Figure 3.10 A security vulnerability report generated by grype and published to GitHub
Note At the time of writing, grype doesn’t find any vulnerabilities in the codebase provided with this book. To show you an example of a vulnerability report, figure 3.10 shows the results of grype scanning a different version of the project, purposely full of known vulnerabilities.

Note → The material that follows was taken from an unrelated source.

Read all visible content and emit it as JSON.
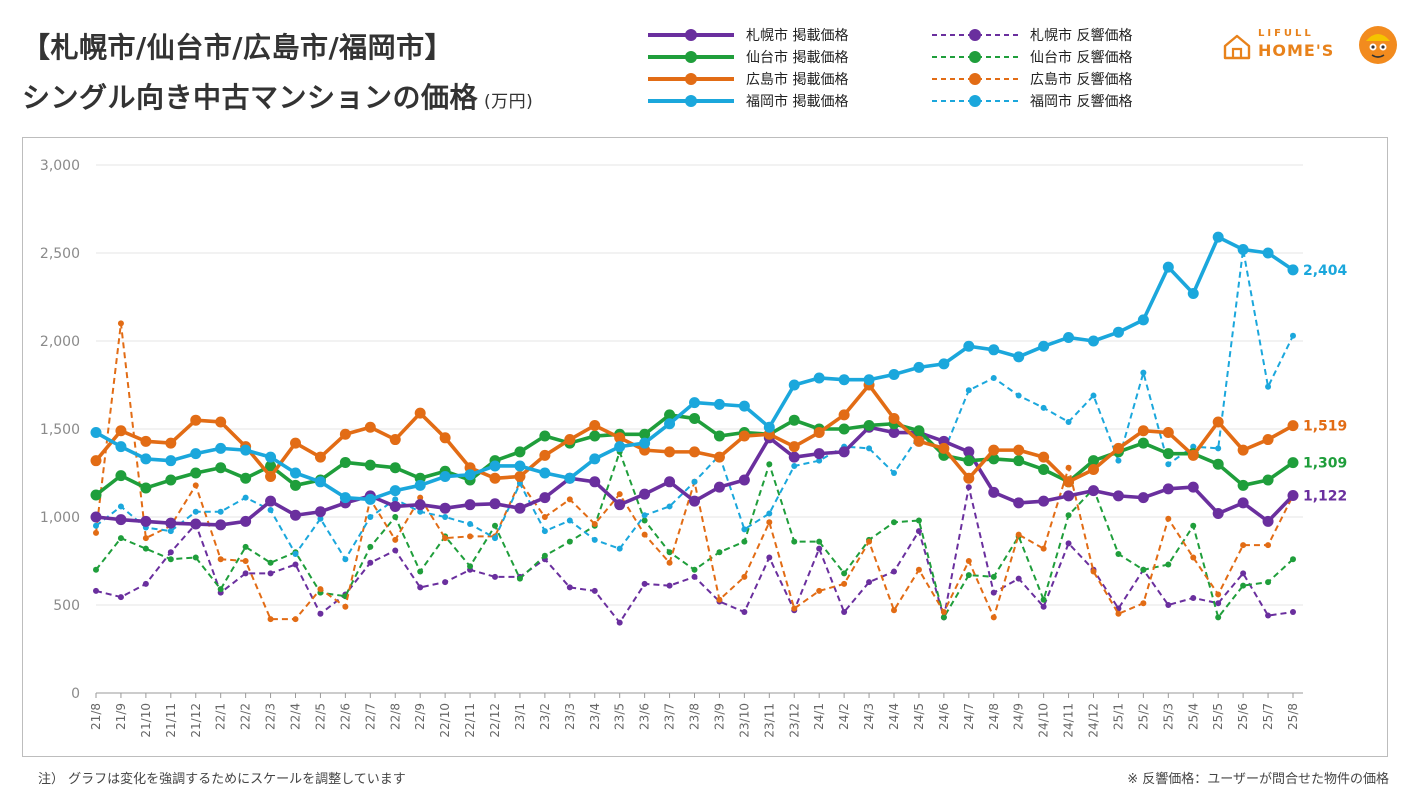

That’s it for this chapter. Next, I’ll cover one of the main cloud native development practices: externalized configuration.
Summary
-
Each cloud native application should be tracked in its own codebase, and all its dependencies should be declared in a manifest using tools like Gradle or Maven.
-
Cloud native applications don’t depend on servers being injected into the environment. Instead, they use an embedded server and are self-contained.
-
Tomcat is the default embedded server for Spring Boot applications, and it can be configured through properties to customize the ports it listens on, connections, timeouts, and threads.
-
The request/response interaction provided by a Servlet container like Tomcat is both synchronous and blocking. Each thread handles an HTTP request until a response is returned.
-
The API first principle recommends designing the API before implementing the business logic to establish a contract. In this way, other teams can develop their services to consume your application based on the contract itself, without waiting for the application to be finished.
-
In Spring MVC, REST APIs are implemented in @RestController classes.
-
Each REST controller method handles an incoming request with a specific method (GET, POST, PUT, DELETE) and endpoint (e.g., /books).
-
Controller methods can declare which endpoints and operations they handle through the annotations @GetMapping, @PostMapping, @PutMapping, @DeleteMapping, and @RequestMapping.
-
Methods of a @RestController class can validate the HTTP request body before the processing happens by applying the @Valid annotation.
-
The validation constraints for a given Java object are defined using annotations from the Java Bean Validation API on the fields (for example, @NotBlank, @Pattern, @Positive).
-
Java exceptions thrown during the processing of an HTTP request can be mapped to an HTTP status code and body in a centralized @RestControllerAdvice class, decoupling the exception handling for the REST API from the code throwing the exception.
-
Unit tests are not aware of the Spring configuration but can be written as standard Java tests using familiar tools like JUnit, Mockito, and AssertJ.
-
Integration tests need a Spring application context to run. A full application context, including an optional embedded server, can be initialized for testing using the @SpringBootTest annotation.
-
When tests are focused only on a “slice” of the application and only need a part of the configuration, Spring Boot provides several annotations for more targeted integration tests. When you use those annotations, a Spring application context is initialized, but only the components and configuration parts used by the specific functionality slice are loaded.
-
@JsonTest is for testing JSON serialization and deserialization.
-
GitHub Actions is a tool provided by GitHub to declare pipelines (or workflows) for automating tasks. It can be used to build a deployment pipeline.